Bien souvent, les succursales voient le jour dans le but de gérer la partie média des clients internationaux. C’est le secteur de la publicité le plus rentable en Afrique puisque les commissions y sont trois à huit fois plus élevées qu’en France. Ici au Sénégal, le taux légal est supérieur à 17%, ce qui représente une marge importante pour l’agence, l’incitant ainsi à venir s’installer loin de son siège.

Pour les autres agences, le modèle économique peut être fragile. Les gros budgets de sociétés occidentales sont rares, mais très élevés. Les banques, les assurances, la téléphonie … Ils sont si importants que dans chaque pays d’Afrique il y a « une agence qui vit grâce à Orange ». Perdre un de ces budgets, c’est devoir remettre en question l’avenir de sa société.

Nos multiples étapes dans Dakar nous ont permis de rencontrer des profils très différents. Le marketing et la communication semblent être de bons éléments pour entamer notre récit, et c’est pourquoi nous sommes allés à la rencontre de l’agence Les Barbus.

Fondée par Serge, Romain, et Elie, elle a d’abord ouvert un premier bureau à Paris. Rapidement, Dakar s’est présentée comme une destination stratégique. Elie ayant des attaches familiales dans la capitale sénégalaise. C’est alors qu’ils partent s’installer à quelques centaines de mètres du palais présidentiel.

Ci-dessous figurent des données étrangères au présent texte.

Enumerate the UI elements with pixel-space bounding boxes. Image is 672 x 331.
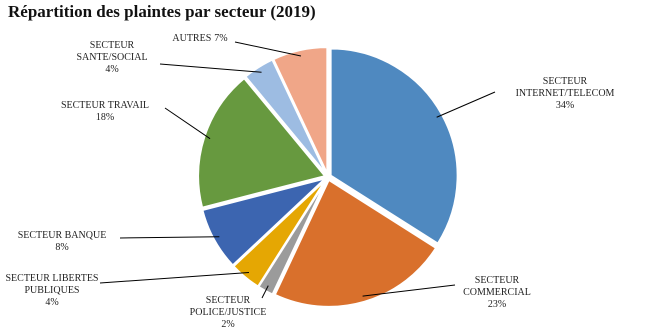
leader-line [159,63,262,73]
category-name: AUTRES [172,33,212,44]
leader-line [362,284,456,297]
category-name: SECTEUR BANQUE [17,230,107,241]
pie-slice [271,46,329,175]
leader-line [261,285,269,299]
leader-line [234,41,302,57]
category-name: SECTEUR SANTE/SOCIAL [76,40,148,63]
slice-label: AUTRES 7% [160,33,240,45]
pie-slice [273,178,438,308]
category-name: SECTEUR COMMERCIAL [463,275,531,298]
category-name: SECTEUR INTERNET/TELECOM [515,76,615,99]
leader-line [119,236,220,239]
slice-label: SECTEUR POLICE/JUSTICE 2% [183,295,273,331]
value-label: 18% [95,112,115,123]
category-name: SECTEUR TRAVAIL [60,100,150,111]
value-label: 34% [555,100,575,111]
chart-title: Répartition des plaintes par secteur (20… [8,2,316,21]
value-label: 4% [45,297,59,308]
value-label: 23% [487,299,507,310]
leader-line [99,272,249,284]
slice-label: SECTEUR BANQUE 8% [7,230,117,254]
leader-line [164,107,211,140]
slice-label: SECTEUR SANTE/SOCIAL 4% [67,40,157,76]
value-label: 4% [105,64,119,75]
slice-label: SECTEUR TRAVAIL 18% [50,100,160,124]
value-label: 8% [55,242,69,253]
pie-slice [197,76,327,209]
pie-slice [201,177,327,267]
category-name: SECTEUR LIBERTES PUBLIQUES [5,273,99,296]
pie-slice [244,58,328,176]
pie-slice [232,178,327,288]
slice-label: SECTEUR INTERNET/TELECOM 34% [510,76,620,112]
slice-label: SECTEUR LIBERTES PUBLIQUES 4% [2,273,102,309]
slice-label: SECTEUR COMMERCIAL 23% [452,275,542,311]
value-label: 2% [221,319,235,330]
leader-line [436,91,496,118]
pie-slice [329,47,459,245]
category-name: SECTEUR POLICE/JUSTICE [189,295,267,318]
value-label: 7% [214,33,228,44]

Si les premiers budgets sont d’abord récupérés loin de Paris, la France devient le moteur de croissance de l’agence. Le développement de la succursale de Dakar sera long, car beaucoup de choses « fonctionnent à la confiance. Démontrer seulement son expérience, ce n’est pas suffisant, » nous a précisé Serge. Quelques années plus tard, Les Barbus sont solidement implantés au Sénégal où ils gèrent notamment deux budgets : Batimat (bâtiment), et Kash Kash (paiement mobile).

Publicité Batimat réalisée par Les Barbus

Une des créations réalisées par Les Barbus pour leur Client Batimat.

Batimat est un groupe dont le siège est à Dakar. Il opère dans 11 pays d’Afrique de l’Ouest et de l’Afrique Centrale. L’agence gère toute la communication du groupe, car trop « souvent au Sénégal, les entreprises n’ont pas de service dédié par manque de main d’oeuvre spécialisée. » Ainsi, les agences doivent tenir ce rôle, allant parfois jusqu’à créer des processus pour structurer l’organisation de la communication de leur client. Avec Batimat, Les Barbus ont « des campagnes en permanence » sur l’année.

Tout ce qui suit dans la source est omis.